Jodie Chiemi Ching
In celebration of their centennial anniversaries, Aloha United Way and Servco Pacific Inc. are teaming up to honor their legacies of service to the community with a collaborative initiative aimed at addressing the root causes of Hawai‘i’s systemic and persistent social welfare issues. The initiative is titled the Hawaii Social Impact Project.
Servco’s chairman/CEO Mark Fukunaga and president/chief operating officer Rick Ching joined Aloha United Way COO Norm Baker at a Feb. 6 news conference at AUW’s offices to announce the launch of the Hawaii Social Impact Project. Fukunaga and Ching also presented a $200,000 check to AUW to help fund the initiative.
In 2018, Aloha United Way determined that 48 percent — nearly half of Hawai‘i’s households — fell into a category known as ALICE, which stands for Asset Limited, Income Constrained, Employed.

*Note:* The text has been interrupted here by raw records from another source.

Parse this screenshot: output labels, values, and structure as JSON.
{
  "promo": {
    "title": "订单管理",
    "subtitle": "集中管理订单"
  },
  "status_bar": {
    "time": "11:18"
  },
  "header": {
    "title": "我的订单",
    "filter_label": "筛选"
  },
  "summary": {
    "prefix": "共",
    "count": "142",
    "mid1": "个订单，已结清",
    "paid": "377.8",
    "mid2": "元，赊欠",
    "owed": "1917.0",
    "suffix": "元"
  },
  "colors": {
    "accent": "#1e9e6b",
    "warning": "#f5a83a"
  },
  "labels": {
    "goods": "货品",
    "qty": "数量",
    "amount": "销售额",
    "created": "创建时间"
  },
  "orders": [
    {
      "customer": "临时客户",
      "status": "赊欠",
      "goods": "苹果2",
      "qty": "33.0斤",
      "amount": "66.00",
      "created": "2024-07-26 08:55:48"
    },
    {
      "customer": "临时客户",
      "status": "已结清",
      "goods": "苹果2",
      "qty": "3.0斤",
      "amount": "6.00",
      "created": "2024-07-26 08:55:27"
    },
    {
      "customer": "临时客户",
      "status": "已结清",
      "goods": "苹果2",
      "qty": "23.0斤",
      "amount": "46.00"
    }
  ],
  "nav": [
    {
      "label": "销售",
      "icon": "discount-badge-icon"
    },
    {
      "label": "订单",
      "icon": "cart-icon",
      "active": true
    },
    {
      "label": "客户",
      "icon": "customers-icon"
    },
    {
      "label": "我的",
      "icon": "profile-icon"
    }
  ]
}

ALICE families are “Asset Limited” households with no financial safety net to fall back on in the event of an unanticipated emergency, be it medical or even an unexpected, but necessary car repair. “Income Constrained” are families whose income falls short of their basic necessities; and “Employed” refers to the working families, whose income, despite working, falls short of what it takes to live in Hawai‘i.
The “Hawaii Social Impact Project: Moving Hawai‘i’s Population Towards Financial Stability,” is a three-year, statewide initiative aimed at addressing the challenges identified by a cohort of community nonprofits selected by Aloha United Way. The program will address underlying causes of the problems facing the community, not just its symptoms.

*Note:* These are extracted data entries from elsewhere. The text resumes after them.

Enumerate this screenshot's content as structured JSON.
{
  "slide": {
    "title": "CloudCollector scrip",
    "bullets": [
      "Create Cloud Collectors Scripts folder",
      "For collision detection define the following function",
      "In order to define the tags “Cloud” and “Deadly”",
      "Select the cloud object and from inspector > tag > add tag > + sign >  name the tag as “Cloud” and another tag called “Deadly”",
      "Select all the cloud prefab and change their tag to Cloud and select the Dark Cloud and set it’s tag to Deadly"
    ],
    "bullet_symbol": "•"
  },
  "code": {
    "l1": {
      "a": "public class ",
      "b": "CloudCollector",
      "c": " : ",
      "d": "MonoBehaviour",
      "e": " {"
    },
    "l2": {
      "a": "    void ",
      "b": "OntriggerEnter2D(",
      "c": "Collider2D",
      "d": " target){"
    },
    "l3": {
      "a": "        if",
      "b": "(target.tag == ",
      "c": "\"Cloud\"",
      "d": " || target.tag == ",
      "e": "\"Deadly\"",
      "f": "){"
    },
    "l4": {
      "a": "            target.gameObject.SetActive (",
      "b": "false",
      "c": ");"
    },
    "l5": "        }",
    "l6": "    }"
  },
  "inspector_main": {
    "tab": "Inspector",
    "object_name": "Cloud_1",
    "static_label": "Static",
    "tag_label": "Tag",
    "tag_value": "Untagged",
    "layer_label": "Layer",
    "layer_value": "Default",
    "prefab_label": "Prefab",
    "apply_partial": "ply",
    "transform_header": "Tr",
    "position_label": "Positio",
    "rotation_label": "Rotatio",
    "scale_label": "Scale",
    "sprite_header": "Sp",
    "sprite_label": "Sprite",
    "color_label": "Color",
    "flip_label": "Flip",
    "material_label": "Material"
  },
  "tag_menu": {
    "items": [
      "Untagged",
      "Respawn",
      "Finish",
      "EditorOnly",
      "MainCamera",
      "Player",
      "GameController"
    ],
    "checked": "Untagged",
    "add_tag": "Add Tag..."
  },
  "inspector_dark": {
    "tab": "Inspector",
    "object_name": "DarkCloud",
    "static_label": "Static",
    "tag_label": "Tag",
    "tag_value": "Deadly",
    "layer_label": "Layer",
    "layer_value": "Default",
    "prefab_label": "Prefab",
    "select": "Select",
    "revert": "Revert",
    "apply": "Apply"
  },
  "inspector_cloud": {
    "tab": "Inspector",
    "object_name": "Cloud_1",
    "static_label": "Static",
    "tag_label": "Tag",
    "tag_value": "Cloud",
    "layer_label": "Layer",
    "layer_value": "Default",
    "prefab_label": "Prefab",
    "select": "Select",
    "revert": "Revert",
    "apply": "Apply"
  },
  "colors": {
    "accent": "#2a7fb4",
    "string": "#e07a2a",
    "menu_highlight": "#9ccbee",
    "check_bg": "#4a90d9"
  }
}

The Servco donation will be divided among the state’s four counties with Hawai‘i County receiving 55 percent of the monies, Maui County 51 percent, 46 percent to the City and County of Honolulu and Kaua‘i County receiving 43 percent. The percentages refer to the percentage of households which fall into the ALICE category.
AUW president and CEO Cindy Adams noted in a press release that as Aloha United Way celebrates its centennial anniversary and embarks on its next 100 years, “AUW is looking at best practices like collective impact to address systemic issues. The Hawaii Social Impact Project will not only help ALICE families, but also create a framework, adaptable to other critical issues affecting our state,” she said.
Addressing a multifaceted problem such as that facing ALICE families calls for a multifaceted solution, which is the role the cohort partners will play. AUW’s Norm Baker said the initiative offers hope to ALICE families.
“The grant that Servco has provided us will enable us to learn, to pilot, to pick the things that work really well, and develop something that we can deploy statewide. And, hopefully, in a few years, our community can come together as a collaborative and start addressing these really serious problems,” Baker said.
Fukunaga said that when Servco officials began considering how it wanted to celebrate its milestone 100th anniversary — from a two-car repair garage started in Waialua by his grandfather Peter Fukunaga in 1919, they reflected on “what we stand for.”
“And if there is one value that defines us, it’s service,” Fukunaga said, noting that Servco’s original name was Service Motors. “We serve our customers; we also serve the greater community.”
“The other part that we think about a lot, obviously, is gratitude. So, in thinking about our celebration, we’re defined by service and motivated by gratitude.”
Fukunaga said Servco plans to donate more than $1.5 million over the course of its centennial year to all of the community nonprofits that make Hawai‘i a better place. With the company’s $200,000 gift to Aloha United Way, it took an important first step in addressing the root causes behind the financial challenges of many Hawai‘i families.